Since \(|u_R|\le |u|\), \(|v_R|\le |u|\), \(u\in {\mathscr {L}}^\Phi \) and \(\Phi \) satisfies the \(\Delta _2\) condition, both integrals above are finite regardless the choice of \(\lambda \), and the second integral (with a fixed \(\lambda \)) vanishes as \(R\rightarrow \infty \) by the dominated convergence theorem. Hence, consecutively letting \(t\rightarrow 0^+\), \(R\rightarrow \infty \) and \(\lambda \rightarrow 1^-\), we finally obtain

$$\begin{aligned} \limsup _{t\rightarrow 0^+} \Phi (t)\left| {E_t}\right| _{2N} \le 2\omega _N \int _{{\mathbb {R}}^N}\Phi (|u(x)|) \mathrm {\,d}x. \end{aligned}$$
(15)

It remains to show the opposite inequality for the lower limit. Fix \(R>0\), \(\lambda \in (0,1)\) and define \(u_R\), \(v_R\) as in (14). Then \(|u|-|v_R|=|u_R|\) and, by convexity of \(\Phi \), for any \((x,y)\in {\mathbb {R}}^{2N}\) we have

$$\begin{aligned} \frac{1}{\lambda }\Phi (\lambda |u_R(x)-u_R(y)|) - \frac{1-\lambda }{\lambda }\Phi \left( \frac{\lambda }{1-\lambda }|v_R(x)-v_R(y)|\right) \le \Phi (|u_R(x)-u_R(y)|) . \end{aligned}$$
(16)

For any \(t>0\) define

$$\begin{aligned} A_3&= \left\{ (x,y)\in {\mathbb {R}}^{2N}:\ \frac{\Phi \left( \lambda |u_R(x)-u_R(y)|\right) }{|x-y|^N} \ge \Phi (t)\right\} \end{aligned}$$

and

$$\begin{aligned} A_4&= \left\{ (x,y)\in {\mathbb {R}}^{2N}:\ \frac{\Phi \left( \frac{\lambda }{1-\lambda }|v_R(x)-v_R(y)|\right) }{|x-y|^N} \ge \Phi (t)\right\} . \end{aligned}$$

Whenever \((x,y)\in A_3{\setminus } A_4\), we have

$$\begin{aligned} \Phi (t)&= \frac{1}{\lambda }\Phi (t) - \frac{1-\lambda }{\lambda }\Phi (t)\\&< \frac{1}{|x-y|^N} \left( \frac{1}{\lambda }\Phi (\lambda |u_R(x)-u_R(y)|) - \frac{1-\lambda }{\lambda }\Phi \left( \frac{\lambda }{1-\lambda }|v_R(x)-v_R(y)|\right) \right) \\&\le \frac{\Phi (|u_R(x)-u_R(y)|)}{|x-y|^N}, \end{aligned}$$

where the last inequality follows from (16). This shows that \((x,y)\in E_t\). Thus, we have \(E_t \supset A_3{\setminus } A_4\).

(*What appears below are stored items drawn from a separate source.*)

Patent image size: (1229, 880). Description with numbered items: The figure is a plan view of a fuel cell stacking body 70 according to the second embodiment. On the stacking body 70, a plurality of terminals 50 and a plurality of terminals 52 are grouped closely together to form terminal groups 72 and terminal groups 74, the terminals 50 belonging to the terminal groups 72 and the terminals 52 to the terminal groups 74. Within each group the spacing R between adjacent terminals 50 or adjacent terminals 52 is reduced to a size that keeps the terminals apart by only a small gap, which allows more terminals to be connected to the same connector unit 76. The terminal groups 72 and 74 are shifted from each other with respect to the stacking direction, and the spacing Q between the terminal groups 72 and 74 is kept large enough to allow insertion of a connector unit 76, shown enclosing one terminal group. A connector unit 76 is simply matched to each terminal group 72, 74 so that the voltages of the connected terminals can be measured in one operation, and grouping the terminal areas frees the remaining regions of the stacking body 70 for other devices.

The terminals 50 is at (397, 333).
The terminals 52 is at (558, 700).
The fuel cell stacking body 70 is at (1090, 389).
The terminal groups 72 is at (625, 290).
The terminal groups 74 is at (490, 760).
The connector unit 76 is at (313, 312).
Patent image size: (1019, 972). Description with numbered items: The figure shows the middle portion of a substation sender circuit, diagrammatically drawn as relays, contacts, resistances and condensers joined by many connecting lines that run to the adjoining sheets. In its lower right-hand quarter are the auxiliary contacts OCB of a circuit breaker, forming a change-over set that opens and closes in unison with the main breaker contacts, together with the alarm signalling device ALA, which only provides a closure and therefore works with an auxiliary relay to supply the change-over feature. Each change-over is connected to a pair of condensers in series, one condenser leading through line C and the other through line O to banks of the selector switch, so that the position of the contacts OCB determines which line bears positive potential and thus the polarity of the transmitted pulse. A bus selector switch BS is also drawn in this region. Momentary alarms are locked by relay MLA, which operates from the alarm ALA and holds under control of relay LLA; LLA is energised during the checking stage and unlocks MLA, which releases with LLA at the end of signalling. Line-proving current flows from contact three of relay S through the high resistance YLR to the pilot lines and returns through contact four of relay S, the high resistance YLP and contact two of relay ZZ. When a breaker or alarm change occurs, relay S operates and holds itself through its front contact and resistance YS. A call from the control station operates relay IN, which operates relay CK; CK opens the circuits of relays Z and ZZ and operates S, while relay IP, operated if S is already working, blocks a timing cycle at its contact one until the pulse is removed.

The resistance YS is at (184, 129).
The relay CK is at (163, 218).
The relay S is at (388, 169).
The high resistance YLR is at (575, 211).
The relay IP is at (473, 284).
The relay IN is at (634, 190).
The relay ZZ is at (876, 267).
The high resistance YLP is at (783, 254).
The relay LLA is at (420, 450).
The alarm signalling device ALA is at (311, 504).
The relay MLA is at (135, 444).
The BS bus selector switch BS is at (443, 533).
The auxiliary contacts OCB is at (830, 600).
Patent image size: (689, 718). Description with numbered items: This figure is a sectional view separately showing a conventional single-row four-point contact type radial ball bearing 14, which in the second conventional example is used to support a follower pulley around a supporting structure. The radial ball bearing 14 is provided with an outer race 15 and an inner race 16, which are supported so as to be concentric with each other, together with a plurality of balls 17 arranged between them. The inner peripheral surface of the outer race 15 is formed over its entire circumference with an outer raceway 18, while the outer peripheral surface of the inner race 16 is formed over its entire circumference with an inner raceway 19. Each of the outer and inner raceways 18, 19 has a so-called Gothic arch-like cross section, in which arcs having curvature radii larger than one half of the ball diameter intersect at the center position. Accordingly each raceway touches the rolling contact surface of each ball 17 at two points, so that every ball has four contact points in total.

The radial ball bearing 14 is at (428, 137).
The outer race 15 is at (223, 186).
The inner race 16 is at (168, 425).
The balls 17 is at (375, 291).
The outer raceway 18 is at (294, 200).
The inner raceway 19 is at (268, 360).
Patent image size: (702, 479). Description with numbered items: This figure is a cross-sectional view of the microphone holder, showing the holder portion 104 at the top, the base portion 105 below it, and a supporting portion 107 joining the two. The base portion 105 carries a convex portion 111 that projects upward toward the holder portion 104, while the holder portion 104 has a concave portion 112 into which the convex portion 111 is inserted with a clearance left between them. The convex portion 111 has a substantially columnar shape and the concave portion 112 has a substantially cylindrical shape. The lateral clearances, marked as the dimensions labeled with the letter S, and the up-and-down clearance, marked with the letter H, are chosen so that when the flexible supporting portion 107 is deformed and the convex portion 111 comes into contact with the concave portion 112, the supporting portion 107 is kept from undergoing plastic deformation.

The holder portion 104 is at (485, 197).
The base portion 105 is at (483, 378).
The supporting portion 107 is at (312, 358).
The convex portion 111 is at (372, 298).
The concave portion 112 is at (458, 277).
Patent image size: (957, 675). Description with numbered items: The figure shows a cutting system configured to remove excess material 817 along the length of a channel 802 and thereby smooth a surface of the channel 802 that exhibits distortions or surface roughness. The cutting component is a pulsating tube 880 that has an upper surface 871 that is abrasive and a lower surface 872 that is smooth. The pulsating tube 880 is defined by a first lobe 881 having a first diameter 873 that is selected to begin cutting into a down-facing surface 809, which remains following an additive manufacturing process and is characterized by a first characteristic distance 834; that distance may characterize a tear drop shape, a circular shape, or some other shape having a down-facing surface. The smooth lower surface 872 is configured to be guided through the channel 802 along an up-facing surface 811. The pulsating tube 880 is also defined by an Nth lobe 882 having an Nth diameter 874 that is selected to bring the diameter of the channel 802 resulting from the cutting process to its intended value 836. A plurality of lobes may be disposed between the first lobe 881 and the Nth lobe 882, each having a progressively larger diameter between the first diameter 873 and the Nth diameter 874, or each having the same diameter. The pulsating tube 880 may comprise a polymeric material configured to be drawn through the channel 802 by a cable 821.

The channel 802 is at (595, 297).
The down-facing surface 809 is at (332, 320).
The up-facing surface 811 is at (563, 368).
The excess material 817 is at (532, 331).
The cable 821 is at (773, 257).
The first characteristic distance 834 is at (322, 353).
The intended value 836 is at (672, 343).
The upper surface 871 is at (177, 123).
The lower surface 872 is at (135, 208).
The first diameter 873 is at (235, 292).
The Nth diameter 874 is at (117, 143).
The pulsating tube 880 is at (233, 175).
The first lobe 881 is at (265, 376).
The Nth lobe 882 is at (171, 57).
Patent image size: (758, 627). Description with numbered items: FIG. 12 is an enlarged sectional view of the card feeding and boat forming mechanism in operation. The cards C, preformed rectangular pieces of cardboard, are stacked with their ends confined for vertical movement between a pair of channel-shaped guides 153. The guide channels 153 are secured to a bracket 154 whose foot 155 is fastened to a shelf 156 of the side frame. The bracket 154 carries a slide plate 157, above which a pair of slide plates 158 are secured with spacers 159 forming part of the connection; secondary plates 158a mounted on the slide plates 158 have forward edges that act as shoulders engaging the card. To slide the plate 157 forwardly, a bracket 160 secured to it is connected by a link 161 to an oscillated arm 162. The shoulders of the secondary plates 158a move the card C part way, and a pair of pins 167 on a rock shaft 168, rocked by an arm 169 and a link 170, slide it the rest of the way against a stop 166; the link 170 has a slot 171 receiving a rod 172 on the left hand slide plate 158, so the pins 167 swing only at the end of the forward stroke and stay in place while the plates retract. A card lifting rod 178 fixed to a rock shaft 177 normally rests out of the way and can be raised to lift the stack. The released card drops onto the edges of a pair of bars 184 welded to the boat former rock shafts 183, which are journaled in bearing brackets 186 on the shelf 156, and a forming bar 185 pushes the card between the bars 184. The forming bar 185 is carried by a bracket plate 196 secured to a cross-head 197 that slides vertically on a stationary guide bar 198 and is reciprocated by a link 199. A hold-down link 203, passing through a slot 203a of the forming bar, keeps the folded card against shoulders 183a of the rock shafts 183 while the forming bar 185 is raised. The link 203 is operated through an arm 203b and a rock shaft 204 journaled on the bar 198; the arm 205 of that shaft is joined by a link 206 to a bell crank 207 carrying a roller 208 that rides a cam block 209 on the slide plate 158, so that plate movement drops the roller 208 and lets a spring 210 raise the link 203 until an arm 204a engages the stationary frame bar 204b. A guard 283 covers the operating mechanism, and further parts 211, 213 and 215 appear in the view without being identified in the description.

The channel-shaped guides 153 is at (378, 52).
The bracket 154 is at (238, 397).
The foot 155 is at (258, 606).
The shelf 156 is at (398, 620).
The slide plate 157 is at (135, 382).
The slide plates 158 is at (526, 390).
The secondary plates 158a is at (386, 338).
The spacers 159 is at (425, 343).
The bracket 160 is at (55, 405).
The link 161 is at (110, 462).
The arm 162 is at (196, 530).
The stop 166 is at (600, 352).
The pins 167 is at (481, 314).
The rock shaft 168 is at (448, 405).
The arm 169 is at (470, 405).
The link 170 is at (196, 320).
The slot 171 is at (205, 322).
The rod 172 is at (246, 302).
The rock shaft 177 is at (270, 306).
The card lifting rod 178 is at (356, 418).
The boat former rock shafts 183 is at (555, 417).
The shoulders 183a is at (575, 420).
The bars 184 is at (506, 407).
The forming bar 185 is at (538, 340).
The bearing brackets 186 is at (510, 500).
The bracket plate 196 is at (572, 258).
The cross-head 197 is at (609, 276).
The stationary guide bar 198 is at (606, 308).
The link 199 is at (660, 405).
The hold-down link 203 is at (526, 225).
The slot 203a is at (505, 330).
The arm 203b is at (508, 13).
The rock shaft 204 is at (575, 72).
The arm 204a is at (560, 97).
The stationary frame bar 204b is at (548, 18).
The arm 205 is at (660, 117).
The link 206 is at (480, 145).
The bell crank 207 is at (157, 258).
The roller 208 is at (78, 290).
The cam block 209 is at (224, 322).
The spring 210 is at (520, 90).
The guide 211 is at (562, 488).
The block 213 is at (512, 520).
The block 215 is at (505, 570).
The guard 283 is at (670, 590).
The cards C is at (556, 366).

We proceed analogously as before, realizing that \(A_3\) plays the role of \(E_t\) for the compactly supported function \(\lambda u_R\), we use (11) to obtain

$$\begin{aligned} \Phi (t)\left| {A_3}\right| _{2N} \ge 2\omega _N \left[ \int _{{\mathbb {R}}^N}\Phi (\lambda |u_R(x)|)\mathrm {\,d}x- \Phi (t)\omega _NR^{2N}\right] . \end{aligned}$$

Similarly, an appropriate interpretation of (13) yields

$$\begin{aligned} \Phi (t)\left| {A_4}\right| _{2N} \le 2\omega _N \int _{{\mathbb {R}}^N}\Phi \left( \frac{2\lambda }{1-\lambda }|v_R(x)|\right) \mathrm {\,d}x. \end{aligned}$$

Hence,

$$\begin{aligned} \Phi (t)\left| {E_t}\right| _{2N}&\ge \Phi (t)\left( \left| {A_3}\right| _{2N} - \left| {A_4}\right| _{2N}\right) \\&\ge 2\omega _N \left[ \int _{{\mathbb {R}}^N}\Phi \left( \frac{|u_R(x)|}{\lambda }\right) \mathrm {\,d}x- \Phi (t)\omega _NR^{2N} - \int _{{\mathbb {R}}^N}\Phi \left( \frac{2|v_R(x)|}{1-\lambda }\right) \mathrm {\,d}x\right] . \end{aligned}$$

Letting \(t\rightarrow 0^+\), \(R\rightarrow \infty \) and \(\lambda \rightarrow 1^-\), in this order, now yields

$$\begin{aligned} \liminf _{t\rightarrow 0^+} \Phi (t)\left| {E_t}\right| _{2N} \ge 2\omega _N \int _{{\mathbb {R}}^N}\Phi (|u(x)|) \mathrm {\,d}x. \end{aligned}$$
(17)

Once again, the \(\Delta _2\) condition of \(\Phi \) as well as the assumption \(u\in {\mathscr {L}}^\Phi \) are both required in this step. This clearly implies the first inequality in (7). Finally, combining (17) with (15), we arrive at (6), and so the proof is complete. \(\square \)

Remark 2.2

Applying the theorem to \(\Phi (t)=t^p\), \(p\in [1,\infty )\), we recover [7, Theorem 1] with the same multiplicative constants.